The effect of IR techniques on CAC scoring has been reported [25, 26]. van Osch et al. [26] found that the Agatston-, volume-, and mass scores were lower on adaptive statistical iterative reconstruction (ASIR)- than FBP images and that the number of patients with a calcium score of zero increased by 13 % with 100 % ASIR. Kurata et al. [25] reported that the Agatston-, volume-, and mass scores decreased in proportion with the amount of sinogram-affirmed iterative reconstruction (SAFIRE) and that high-grade SAFIRE resulted in the disappearance of detectable calcium in 3 of 70 patients with a low calcium burden. Based on these previous reports, we selected the “standard setting” of the AIDR 3D algorithm, not the “strong setting” of the AIDR 3D; no calcifications disappeared (Agatston score = 0) with that AIDR 3D setting.

In our phantom study, we evaluated the Agatston scores at various calcium size and CaHA density calculated from images reconstructed with FBP and AIDR 3D. Agatston scores for small or low density inserts tended to decrease with AIDR3D compared to those reconstructed with FBP, while Agatston scores for large or high density inserts tended to increase at low dose scan (40–70 mA) with AIDR 3D. Thus, large or high density inserts might have more dose reduction potential than small or low density inserts.

Based on our phantom study we expected that with AIDR 3D it would be possible to reduce the radiation dose by 67 % in patients undergoing CAC measurements. The mean image noise for low-dose CT with AIDR 3D (20.7 HU) and routine-dose CT with FBP (20.8 HU) was comparable; with both techniques the image noise level was acceptable for the evaluation of CAC (<20 HU) [27]. Also, low-dose CT with AIDR 3D and routine-dose CT with FBP yielded equivalent CAC measurements.

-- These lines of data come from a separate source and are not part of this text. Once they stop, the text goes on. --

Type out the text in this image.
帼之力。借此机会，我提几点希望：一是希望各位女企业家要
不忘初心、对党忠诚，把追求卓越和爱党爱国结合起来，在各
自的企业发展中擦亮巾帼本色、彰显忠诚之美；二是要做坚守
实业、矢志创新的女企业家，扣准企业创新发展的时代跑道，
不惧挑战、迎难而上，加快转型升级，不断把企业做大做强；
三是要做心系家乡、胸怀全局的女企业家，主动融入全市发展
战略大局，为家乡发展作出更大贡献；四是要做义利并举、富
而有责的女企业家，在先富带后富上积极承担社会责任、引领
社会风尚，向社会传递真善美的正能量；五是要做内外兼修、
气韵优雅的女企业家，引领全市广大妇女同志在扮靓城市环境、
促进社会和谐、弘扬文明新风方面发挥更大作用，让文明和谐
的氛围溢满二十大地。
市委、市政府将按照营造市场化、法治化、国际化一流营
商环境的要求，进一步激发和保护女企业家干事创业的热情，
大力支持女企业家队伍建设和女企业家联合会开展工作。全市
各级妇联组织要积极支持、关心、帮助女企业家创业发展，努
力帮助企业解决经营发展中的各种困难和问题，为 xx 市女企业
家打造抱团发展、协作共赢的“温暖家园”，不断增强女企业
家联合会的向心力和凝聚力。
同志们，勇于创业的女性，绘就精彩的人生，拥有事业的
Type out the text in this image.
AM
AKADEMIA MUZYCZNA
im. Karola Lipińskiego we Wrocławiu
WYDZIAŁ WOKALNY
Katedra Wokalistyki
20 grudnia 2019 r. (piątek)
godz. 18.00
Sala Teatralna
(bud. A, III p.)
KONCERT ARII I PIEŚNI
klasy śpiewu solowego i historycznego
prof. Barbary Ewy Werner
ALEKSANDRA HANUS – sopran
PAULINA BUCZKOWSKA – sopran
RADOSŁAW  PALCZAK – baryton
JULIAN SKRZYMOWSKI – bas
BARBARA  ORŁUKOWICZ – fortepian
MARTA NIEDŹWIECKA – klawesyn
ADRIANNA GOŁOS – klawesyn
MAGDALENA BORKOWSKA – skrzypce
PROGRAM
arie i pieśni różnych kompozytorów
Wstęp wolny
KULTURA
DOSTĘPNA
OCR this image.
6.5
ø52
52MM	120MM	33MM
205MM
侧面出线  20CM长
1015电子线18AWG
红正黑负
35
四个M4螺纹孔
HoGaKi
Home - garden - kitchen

Our results indicate that accurate quantification of calcium in the coronary artery is possible with AIDR 3D at an effective dose of 0.7 mSv, a radiation dose lower than in earlier reports (1.4–2.0 mSv) [35].

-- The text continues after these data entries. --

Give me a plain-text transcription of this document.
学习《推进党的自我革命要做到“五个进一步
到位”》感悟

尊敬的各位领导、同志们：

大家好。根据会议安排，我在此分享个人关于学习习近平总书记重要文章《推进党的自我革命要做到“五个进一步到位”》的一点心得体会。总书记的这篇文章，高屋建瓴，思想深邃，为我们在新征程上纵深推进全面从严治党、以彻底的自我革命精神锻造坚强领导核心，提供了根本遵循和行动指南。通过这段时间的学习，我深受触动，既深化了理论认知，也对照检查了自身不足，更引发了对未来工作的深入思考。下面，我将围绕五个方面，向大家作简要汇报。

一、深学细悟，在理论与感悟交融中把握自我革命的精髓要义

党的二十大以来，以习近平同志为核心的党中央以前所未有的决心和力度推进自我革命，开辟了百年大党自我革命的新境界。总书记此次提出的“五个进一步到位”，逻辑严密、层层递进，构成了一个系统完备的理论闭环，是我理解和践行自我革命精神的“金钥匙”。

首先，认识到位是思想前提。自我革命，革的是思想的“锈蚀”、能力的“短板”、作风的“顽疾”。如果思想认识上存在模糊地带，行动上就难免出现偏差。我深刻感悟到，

In our study the overall percentage difference (reproducibility) between routine- and low-dose CT (Agatston score, 15.9 %; volume score, 11.6 %; mass score, 12.6 %) was almost the same as in earlier reports (11–28, 9–12, 7–12 %) [13, 28, 29]. On the other hand, as the extent of calcification significantly affects reproducibility; the lower the amount of calcium present, the larger is the absolute percentage difference. For lower CAC scores the reported absolute percentage difference was 43–72 % [13, 30, 31]. Ours was slightly better (42 % in the low-risk group with an Agatston score of 1–30). We hypothesize that if the percentage difference in patients with lower CAC scores is large, the score itself is so low that it would not affect the patient’s risk assessment.

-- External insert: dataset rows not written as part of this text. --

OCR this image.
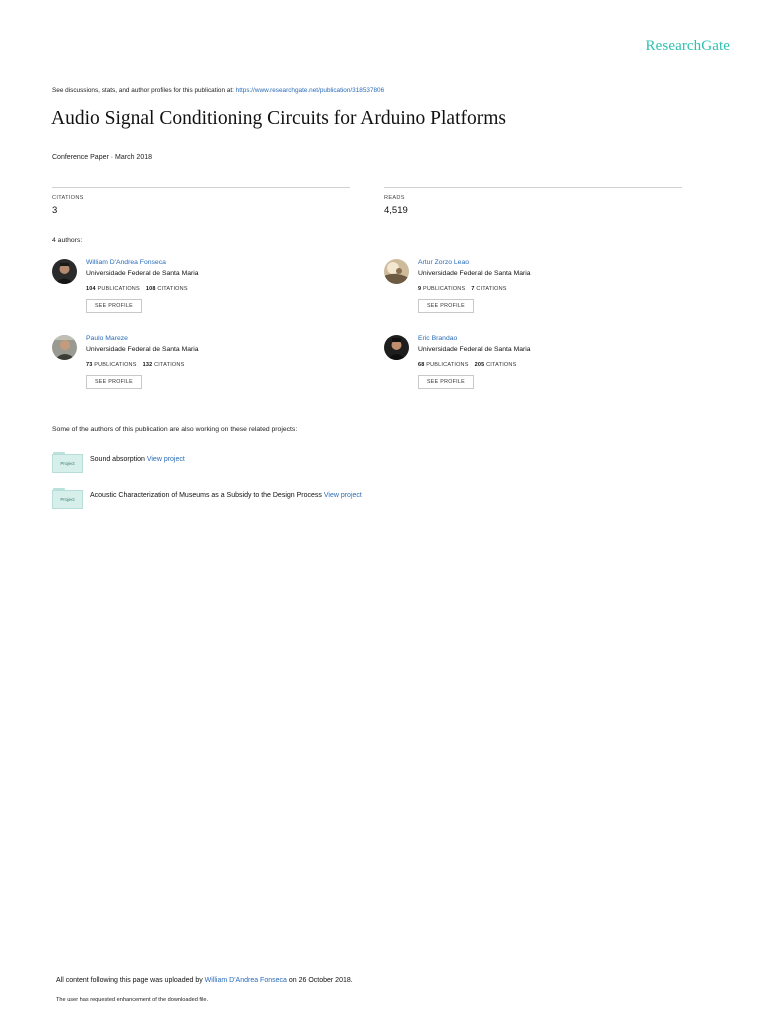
ResearchGate
See discussions, stats, and author profiles for this publication at: https://www.researchgate.net/publication/318537806
Audio Signal Conditioning Circuits for Arduino Platforms
Conference Paper · March 2018
CITATIONS
3
READS
4,519
4 authors:
William D'Andrea Fonseca
Universidade Federal de Santa Maria
104 PUBLICATIONS 108 CITATIONS
SEE PROFILE
Artur Zorzo Leao
Universidade Federal de Santa Maria
9 PUBLICATIONS 7 CITATIONS
SEE PROFILE
Paulo Mareze
Universidade Federal de Santa Maria
73 PUBLICATIONS 132 CITATIONS
SEE PROFILE
Eric Brandao
Universidade Federal de Santa Maria
68 PUBLICATIONS 205 CITATIONS
SEE PROFILE
Some of the authors of this publication are also working on these related projects:
Project
Sound absorption View project
Project
Acoustic Characterization of Museums as a Subsidy to the Design Process View project
All content following this page was uploaded by William D'Andrea Fonseca on 26 October 2018.
The user has requested enhancement of the downloaded file.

Our study has some limitations. The small number of patients limits the informational value of our findings and additional investigations on larger patient populations are underway to confirm our preliminary results. Second, the mean body weight of our patients is lower than in average American and European subjects and studies are needed to determine whether our results apply to heavier patients. Third, we performed CAC scoring on the same workstation to minimize the potential bias of different workstations. On different workstations the scores may differ slightly. Lastly, we investigated the effect of a specific IR algorithm on specific CT studies. The effect of other IR algorithms on different CT investigations may be different.

In conclusion, AIDR 3D can reduce the radiation exposure of patients undergoing CAC scoring by 67 % compared with the dose currently applied with FBP.